3都道府県や市町村の教育委員会の存在意義
 国(文科省)と学校(校長)をあわせて、四重構造になっている
 現在の教育行政のありかたを見直すべき。
 その方向性として、現場に集中させ、教育委員会は廃止する方向
 か、現状で十分に対応できているのにわざわざ廃止する必要はあ
 るのか、という意見などで議論。

4いじめの原因はクラス制にあるためこれを廃止すべき
「いじめは共同体の同調圧力が主原因であるので、クラス制を廃止し、
 小中学校から単位制に移行するなどするのが望ましい。諸外国では
 日本のようなクラス制は珍しい現象である」
「クラス制を採用していない諸外国もいじめは深刻化しているという
 報告もある。

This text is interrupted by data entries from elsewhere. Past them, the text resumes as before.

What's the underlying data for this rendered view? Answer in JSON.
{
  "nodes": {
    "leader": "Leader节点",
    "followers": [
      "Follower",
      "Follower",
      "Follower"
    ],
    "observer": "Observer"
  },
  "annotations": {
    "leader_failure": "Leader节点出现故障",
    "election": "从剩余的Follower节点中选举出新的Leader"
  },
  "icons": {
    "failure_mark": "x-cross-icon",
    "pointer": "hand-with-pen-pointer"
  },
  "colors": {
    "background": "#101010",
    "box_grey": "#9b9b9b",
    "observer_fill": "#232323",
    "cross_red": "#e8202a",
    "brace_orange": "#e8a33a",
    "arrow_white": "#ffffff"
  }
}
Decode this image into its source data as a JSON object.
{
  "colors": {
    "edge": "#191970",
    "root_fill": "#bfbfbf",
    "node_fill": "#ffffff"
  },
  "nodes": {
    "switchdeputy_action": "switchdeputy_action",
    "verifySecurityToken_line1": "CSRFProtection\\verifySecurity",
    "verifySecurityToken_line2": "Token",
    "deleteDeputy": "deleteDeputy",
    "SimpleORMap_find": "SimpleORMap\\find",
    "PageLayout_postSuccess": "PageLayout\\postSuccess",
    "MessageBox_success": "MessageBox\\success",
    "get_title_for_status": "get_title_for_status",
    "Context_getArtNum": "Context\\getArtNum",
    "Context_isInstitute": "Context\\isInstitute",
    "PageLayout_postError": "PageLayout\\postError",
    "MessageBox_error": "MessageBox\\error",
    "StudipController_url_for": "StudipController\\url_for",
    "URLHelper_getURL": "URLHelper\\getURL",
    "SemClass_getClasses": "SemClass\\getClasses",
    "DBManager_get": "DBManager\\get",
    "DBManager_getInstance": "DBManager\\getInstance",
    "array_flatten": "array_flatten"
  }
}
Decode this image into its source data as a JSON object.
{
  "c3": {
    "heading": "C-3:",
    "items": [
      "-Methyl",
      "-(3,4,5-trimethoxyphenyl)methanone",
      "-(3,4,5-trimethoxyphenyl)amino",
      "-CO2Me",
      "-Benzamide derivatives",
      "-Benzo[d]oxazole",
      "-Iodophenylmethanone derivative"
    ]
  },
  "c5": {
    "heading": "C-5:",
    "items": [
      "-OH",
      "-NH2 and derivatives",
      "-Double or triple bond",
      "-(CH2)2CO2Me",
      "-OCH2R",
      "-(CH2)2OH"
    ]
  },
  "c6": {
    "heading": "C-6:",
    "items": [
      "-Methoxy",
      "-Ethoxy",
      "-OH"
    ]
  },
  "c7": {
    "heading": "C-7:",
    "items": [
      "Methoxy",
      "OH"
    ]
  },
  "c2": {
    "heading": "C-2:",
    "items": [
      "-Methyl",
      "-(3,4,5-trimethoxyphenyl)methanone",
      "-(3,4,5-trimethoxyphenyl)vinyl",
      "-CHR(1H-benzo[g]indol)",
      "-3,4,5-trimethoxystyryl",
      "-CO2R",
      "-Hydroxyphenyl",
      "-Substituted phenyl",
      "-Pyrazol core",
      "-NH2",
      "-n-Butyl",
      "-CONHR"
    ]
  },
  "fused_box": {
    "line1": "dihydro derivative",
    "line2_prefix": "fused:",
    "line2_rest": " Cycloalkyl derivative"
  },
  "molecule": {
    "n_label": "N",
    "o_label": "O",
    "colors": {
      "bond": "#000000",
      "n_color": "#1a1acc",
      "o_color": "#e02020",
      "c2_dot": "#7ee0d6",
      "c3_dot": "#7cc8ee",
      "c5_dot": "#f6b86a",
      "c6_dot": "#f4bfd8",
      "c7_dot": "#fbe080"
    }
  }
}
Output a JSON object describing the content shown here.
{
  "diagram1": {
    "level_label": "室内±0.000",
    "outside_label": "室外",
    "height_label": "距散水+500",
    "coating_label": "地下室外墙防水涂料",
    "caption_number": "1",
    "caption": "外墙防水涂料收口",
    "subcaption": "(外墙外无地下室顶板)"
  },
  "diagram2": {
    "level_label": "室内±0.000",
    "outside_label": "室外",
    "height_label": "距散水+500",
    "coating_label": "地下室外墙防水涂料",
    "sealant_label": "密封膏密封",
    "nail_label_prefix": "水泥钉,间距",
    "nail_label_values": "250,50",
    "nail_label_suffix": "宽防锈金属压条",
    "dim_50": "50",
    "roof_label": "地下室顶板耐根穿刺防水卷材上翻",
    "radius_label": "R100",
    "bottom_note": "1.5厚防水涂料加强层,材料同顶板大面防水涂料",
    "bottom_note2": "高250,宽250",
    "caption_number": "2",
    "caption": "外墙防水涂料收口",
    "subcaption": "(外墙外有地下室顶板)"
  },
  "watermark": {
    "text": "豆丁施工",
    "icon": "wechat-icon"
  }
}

クラス制を廃止すればいいというのは単純化しすぎで
 はないか」
「クラス制のよい側面までも全て失ってしまう」
「地方都市では、少子化のためクラス制が既に成立していないところ
 もあるが、それでいじめは自然になくなっていくのだろうか」
    ・・・・・・・・・・・・・・・・・・・・・・・・ほか


その他
・「歴史から学べ」は正しい?正しくない?
・東京都立スーパースクールの是非
・公立高校の多様化は教育の機会均衡とどう関係するか
・スクールカウンセラーのいじめ対策、「引っ越せ」は正しいか?
                            など

次回は、7月2日を予定しています。